Beware of loan providers who mis-sell. Borrowers are often duped into believing that taking a loan insurance reduces the interest on your loan; this, however, is only an illusion. No such scheme prevails.
What are the Different Types of Loan Insurance Plans?
Loan insurance for personal loans typically has low premium rates since the loan amounts are reasonably low as well (compared to those for home loans).
A borrower has the option of –
– Reducing Cover Insurance – wherein the premium amount reduces with the tenure of the loan (because the outstanding loan amount also reduces)
– Level/Flat Cover Insurance – wherein the premium amount remains fixed irrespective of the status of the outstanding loan amount.
How is Loan Insurance Different from a Term Insurance Policy?
Loan insurance or loan protection insurance is a very different and specific product. It covers the loan amount of the specific loan that a borrower has availed, be it personal loan, vehicle loan, or home loan.
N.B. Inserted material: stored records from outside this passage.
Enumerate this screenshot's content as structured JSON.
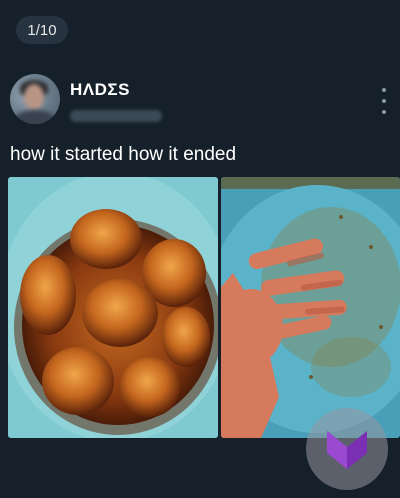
{
  "viewer": {
    "counter": "1/10"
  },
  "post": {
    "author": {
      "display_name": "HΛDΣS"
    },
    "text": "how it started how it ended",
    "media": [
      {
        "name": "tahdig-cake-on-plate"
      },
      {
        "name": "empty-plate-with-oily-hand"
      }
    ]
  },
  "colors": {
    "background": "#15202b",
    "counter_bg": "#273340",
    "text": "#ffffff",
    "muted": "#8b98a5",
    "plate_blue": "#72c4cc",
    "watermark_purple": "#7b2fb3"
  },
  "icons": {
    "more": "vertical-ellipsis-icon",
    "watermark": "purple-chevron-logo"
  }
}
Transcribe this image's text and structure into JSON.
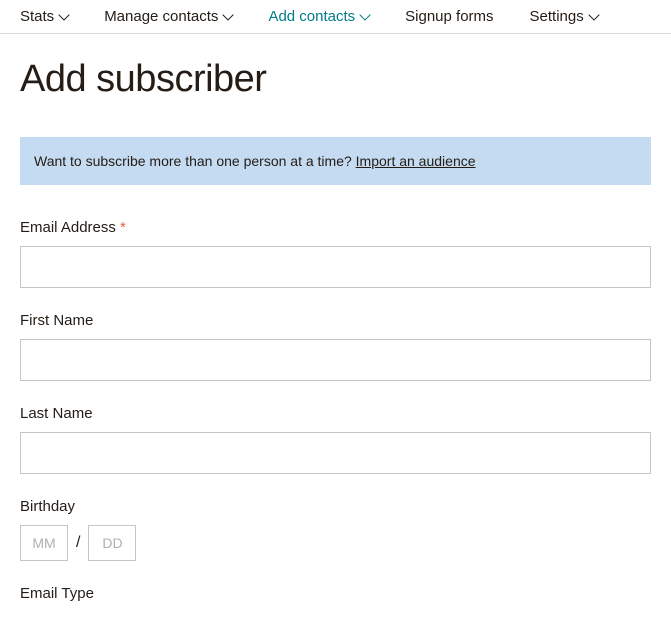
{
  "nav": {
    "items": [
      {
        "label": "Stats",
        "hasDropdown": true,
        "active": false
      },
      {
        "label": "Manage contacts",
        "hasDropdown": true,
        "active": false
      },
      {
        "label": "Add contacts",
        "hasDropdown": true,
        "active": true
      },
      {
        "label": "Signup forms",
        "hasDropdown": false,
        "active": false
      },
      {
        "label": "Settings",
        "hasDropdown": true,
        "active": false
      }
    ]
  },
  "page": {
    "title": "Add subscriber"
  },
  "banner": {
    "text": "Want to subscribe more than one person at a time? ",
    "link": "Import an audience"
  },
  "fields": {
    "email": {
      "label": "Email Address",
      "required": "*",
      "value": ""
    },
    "firstName": {
      "label": "First Name",
      "value": ""
    },
    "lastName": {
      "label": "Last Name",
      "value": ""
    },
    "birthday": {
      "label": "Birthday",
      "month": {
        "placeholder": "MM",
        "value": ""
      },
      "day": {
        "placeholder": "DD",
        "value": ""
      },
      "separator": "/"
    },
    "emailType": {
      "label": "Email Type"
    }
  }
}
In case something unforeseen happens to the borrower, such as disability, death, sickness, or unemployment, because of which he/she is unable to repay the loan, the insurer covers the repayment based on the conditions of the insurance policy.
Term insurance, on the other hand, is a simple insurance protection policy that protects the policy holder’s family from the financial loss that would occur in his/her absence (death/disability). The insurer awards the insured amount to the beneficiary in case the policy holder dies or is incapacitated. The liabilities taken by the insured individual may or may not get covered by this insurance amount. This means that the term insurance amount may or may not cover the entire amount of the liabilities, and if it does, it may not leave enough funds for financial comfort.
Hence, while term insurance is a definite must for protecting the financial interests of your loved ones; loan insurance is equally, if not more, important to take care of your financial liabilities during your lifetime and beyond.